DO you like to sprinkle your conversation with contemporary phrases, but get them wrong and sound like an idiot? Here are some to avoid.
An attempt to make someone doubt their whole reality, as in the play Gas Light, but used as a pretentious way of saying ‘lying’. Boris Johnson isn’t gaslighting anyone, he’s just a brazen liar who would say he’s in bed with your girlfriend to check the mattress is comfy enough for you.
‘I could care less’
An Americanism which makes far less sense than the correct version ‘I couldn’t care less’. Why say this when you wouldn’t describe a trip to Tesco as: ‘I went to the store to pick up some groceries but there were no cheese and onion chips, goddam it.’
Or in British English: ‘stay AT home’. Thanks to Covid, the government is fond of this one, as if American phrasing will stop them looking like headless chickens with an interest in cronyism and instead like a well-trained SWAT team in a film. Their next slogan may well be ‘GO GO GO!’.
‘Towing the line’ instead of ‘toeing the line’

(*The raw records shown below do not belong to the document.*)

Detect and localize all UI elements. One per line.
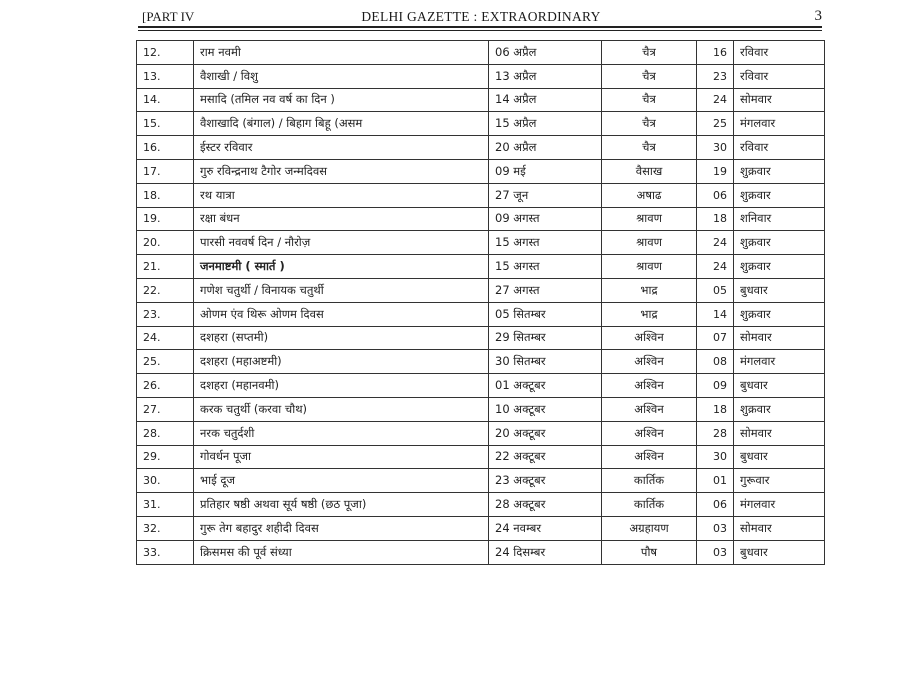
saka-month-cell: श्रावण (602, 231, 697, 255)
table-row (137, 516, 825, 540)
weekday-cell: शुक्रवार (734, 255, 825, 279)
holiday-name-cell: दशहरा (सप्तमी) (194, 326, 489, 350)
table-row (137, 350, 825, 374)
saka-month-cell: चैत्र (602, 112, 697, 136)
saka-month-cell: चैत्र (602, 64, 697, 88)
weekday-cell: गुरूवार (734, 469, 825, 493)
gregorian-date-cell: 27 अगस्त (489, 278, 602, 302)
gregorian-date-cell: 13 अप्रैल (489, 64, 602, 88)
table-row (137, 88, 825, 112)
weekday-cell: शुक्रवार (734, 183, 825, 207)
serial-number-cell: 12. (137, 41, 194, 65)
gregorian-date-cell: 24 दिसम्बर (489, 540, 602, 564)
serial-number-cell: 18. (137, 183, 194, 207)
holiday-name-cell: वैशाखादि (बंगाल) / बिहाग बिहू (असम (194, 112, 489, 136)
table-row (137, 64, 825, 88)
table-row (137, 112, 825, 136)
holiday-name-cell: दशहरा (महानवमी) (194, 374, 489, 398)
table-row (137, 421, 825, 445)
saka-month-cell: अषाढ (602, 183, 697, 207)
gregorian-date-cell: 20 अक्टूबर (489, 421, 602, 445)
weekday-cell: शुक्रवार (734, 397, 825, 421)
serial-number-cell: 26. (137, 374, 194, 398)
holiday-name-cell: क्रिसमस की पूर्व संध्या (194, 540, 489, 564)
table-row (137, 278, 825, 302)
saka-day-cell: 28 (697, 421, 734, 445)
saka-month-cell: श्रावण (602, 255, 697, 279)
saka-day-cell: 14 (697, 302, 734, 326)
saka-day-cell: 06 (697, 183, 734, 207)
saka-day-cell: 19 (697, 159, 734, 183)
weekday-cell: रविवार (734, 136, 825, 160)
gregorian-date-cell: 27 जून (489, 183, 602, 207)
saka-day-cell: 30 (697, 445, 734, 469)
saka-day-cell: 09 (697, 374, 734, 398)
weekday-cell: बुधवार (734, 374, 825, 398)
saka-month-cell: चैत्र (602, 136, 697, 160)
saka-day-cell: 01 (697, 469, 734, 493)
holiday-table-body (137, 41, 825, 565)
serial-number-cell: 27. (137, 397, 194, 421)
serial-number-cell: 31. (137, 493, 194, 517)
table-row (137, 136, 825, 160)
gregorian-date-cell: 01 अक्टूबर (489, 374, 602, 398)
saka-day-cell: 05 (697, 278, 734, 302)
saka-day-cell: 23 (697, 64, 734, 88)
holiday-name-cell: पारसी नववर्ष दिन / नौरोज़ (194, 231, 489, 255)
gregorian-date-cell: 30 सितम्बर (489, 350, 602, 374)
serial-number-cell: 19. (137, 207, 194, 231)
saka-day-cell: 03 (697, 540, 734, 564)
holiday-name-cell: मसादि (तमिल नव वर्ष का दिन ) (194, 88, 489, 112)
saka-day-cell: 18 (697, 397, 734, 421)
weekday-cell: रविवार (734, 41, 825, 65)
gregorian-date-cell: 09 अगस्त (489, 207, 602, 231)
table-row (137, 255, 825, 279)
serial-number-cell: 13. (137, 64, 194, 88)
serial-number-cell: 30. (137, 469, 194, 493)
serial-number-cell: 32. (137, 516, 194, 540)
holiday-name-cell: भाई दूज (194, 469, 489, 493)
gregorian-date-cell: 23 अक्टूबर (489, 469, 602, 493)
table-row (137, 302, 825, 326)
saka-month-cell: अश्विन (602, 445, 697, 469)
gregorian-date-cell: 15 अगस्त (489, 255, 602, 279)
holiday-name-cell: गुरु रविन्द्रनाथ टैगोर जन्मदिवस (194, 159, 489, 183)
page-number: 3 (814, 8, 822, 24)
serial-number-cell: 29. (137, 445, 194, 469)
gregorian-date-cell: 28 अक्टूबर (489, 493, 602, 517)
gregorian-date-cell: 09 मई (489, 159, 602, 183)
table-row (137, 469, 825, 493)
serial-number-cell: 20. (137, 231, 194, 255)
saka-month-cell: अग्रहायण (602, 516, 697, 540)
holiday-name-cell: राम नवमी (194, 41, 489, 65)
weekday-cell: सोमवार (734, 326, 825, 350)
table-row (137, 397, 825, 421)
table-row (137, 207, 825, 231)
table-row (137, 540, 825, 564)
serial-number-cell: 16. (137, 136, 194, 160)
serial-number-cell: 17. (137, 159, 194, 183)
saka-month-cell: अश्विन (602, 350, 697, 374)
weekday-cell: बुधवार (734, 278, 825, 302)
table-row (137, 445, 825, 469)
holiday-name-cell: जनमाष्टमी ( स्मार्त ) (194, 255, 489, 279)
weekday-cell: सोमवार (734, 88, 825, 112)
weekday-cell: शुक्रवार (734, 302, 825, 326)
weekday-cell: सोमवार (734, 421, 825, 445)
weekday-cell: शुक्रवार (734, 159, 825, 183)
serial-number-cell: 21. (137, 255, 194, 279)
saka-day-cell: 24 (697, 255, 734, 279)
holiday-name-cell: गुरू तेग बहादुर शहीदी दिवस (194, 516, 489, 540)
gregorian-date-cell: 15 अप्रैल (489, 112, 602, 136)
saka-day-cell: 25 (697, 112, 734, 136)
weekday-cell: मंगलवार (734, 112, 825, 136)
gazette-title: DELHI GAZETTE : EXTRAORDINARY (361, 9, 601, 24)
saka-month-cell: वैसाख (602, 159, 697, 183)
serial-number-cell: 28. (137, 421, 194, 445)
table-row (137, 183, 825, 207)
serial-number-cell: 22. (137, 278, 194, 302)
saka-month-cell: पौष (602, 540, 697, 564)
gregorian-date-cell: 05 सितम्बर (489, 302, 602, 326)
weekday-cell: शुक्रवार (734, 231, 825, 255)
table-row (137, 493, 825, 517)
holiday-name-cell: ओणम एंव थिरू ओणम दिवस (194, 302, 489, 326)
holiday-name-cell: ईस्टर रविवार (194, 136, 489, 160)
saka-month-cell: कार्तिक (602, 469, 697, 493)
header-rule-thin (138, 30, 822, 31)
saka-day-cell: 08 (697, 350, 734, 374)
holiday-name-cell: प्रतिहार षष्ठी अथवा सूर्य षष्ठी (छठ पूजा) (194, 493, 489, 517)
saka-month-cell: भाद्र (602, 278, 697, 302)
table-row (137, 159, 825, 183)
saka-day-cell: 24 (697, 88, 734, 112)
holiday-name-cell: गोवर्धन पूजा (194, 445, 489, 469)
saka-month-cell: चैत्र (602, 41, 697, 65)
weekday-cell: बुधवार (734, 540, 825, 564)
gregorian-date-cell: 06 अप्रैल (489, 41, 602, 65)
weekday-cell: रविवार (734, 64, 825, 88)
holiday-table (136, 40, 825, 565)
serial-number-cell: 25. (137, 350, 194, 374)
saka-day-cell: 30 (697, 136, 734, 160)
saka-day-cell: 18 (697, 207, 734, 231)
holiday-name-cell: नरक चतुर्दशी (194, 421, 489, 445)
holiday-name-cell: दशहरा (महाअष्टमी) (194, 350, 489, 374)
saka-day-cell: 03 (697, 516, 734, 540)
gregorian-date-cell: 22 अक्टूबर (489, 445, 602, 469)
gregorian-date-cell: 20 अप्रैल (489, 136, 602, 160)
saka-month-cell: अश्विन (602, 421, 697, 445)
header-rule-thick (138, 26, 822, 28)
saka-day-cell: 24 (697, 231, 734, 255)
saka-day-cell: 06 (697, 493, 734, 517)
saka-month-cell: अश्विन (602, 397, 697, 421)
table-row (137, 231, 825, 255)
holiday-name-cell: वैशाखी / विशु (194, 64, 489, 88)
holiday-name-cell: गणेश चतुर्थी / विनायक चतुर्थी (194, 278, 489, 302)
saka-day-cell: 16 (697, 41, 734, 65)
holiday-name-cell: करक चतुर्थी (करवा चौथ) (194, 397, 489, 421)
saka-day-cell: 07 (697, 326, 734, 350)
serial-number-cell: 33. (137, 540, 194, 564)
weekday-cell: मंगलवार (734, 350, 825, 374)
serial-number-cell: 15. (137, 112, 194, 136)
gregorian-date-cell: 15 अगस्त (489, 231, 602, 255)
saka-month-cell: भाद्र (602, 302, 697, 326)
saka-month-cell: श्रावण (602, 207, 697, 231)
serial-number-cell: 14. (137, 88, 194, 112)
part-label: [PART IV (142, 9, 195, 24)
saka-month-cell: कार्तिक (602, 493, 697, 517)
weekday-cell: बुधवार (734, 445, 825, 469)
weekday-cell: मंगलवार (734, 493, 825, 517)
gregorian-date-cell: 10 अक्टूबर (489, 397, 602, 421)
table-row (137, 41, 825, 65)
saka-month-cell: अश्विन (602, 326, 697, 350)
serial-number-cell: 23. (137, 302, 194, 326)
weekday-cell: शनिवार (734, 207, 825, 231)
saka-month-cell: चैत्र (602, 88, 697, 112)
table-row (137, 326, 825, 350)
gregorian-date-cell: 14 अप्रैल (489, 88, 602, 112)
page-header (140, 7, 822, 27)
holiday-name-cell: रथ यात्रा (194, 183, 489, 207)
gregorian-date-cell: 24 नवम्बर (489, 516, 602, 540)
table-row (137, 374, 825, 398)
gregorian-date-cell: 29 सितम्बर (489, 326, 602, 350)
serial-number-cell: 24. (137, 326, 194, 350)
saka-month-cell: अश्विन (602, 374, 697, 398)
holiday-name-cell: रक्षा बंधन (194, 207, 489, 231)
weekday-cell: सोमवार (734, 516, 825, 540)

Not exactly trendy, but common right now. It’s lose-lose if you type this. It either implies you think everything must be a nautical phrase and are probably wrong about brass monkeys too, or the only thing you read is internet comments full of bad English. You undoubtedly think that someone who repeatedly fails in life is a ‘looser’.
‘Socialist’ has a variety of legitimate meanings, but right-wing types are trying to make it into a pejorative term, as in the US. Okay, it would be time-consuming to say ‘Anything that’s a bit liberal or leftish I don’t agree with and that includes transgenderism and free school meals’, but at least it would be honest.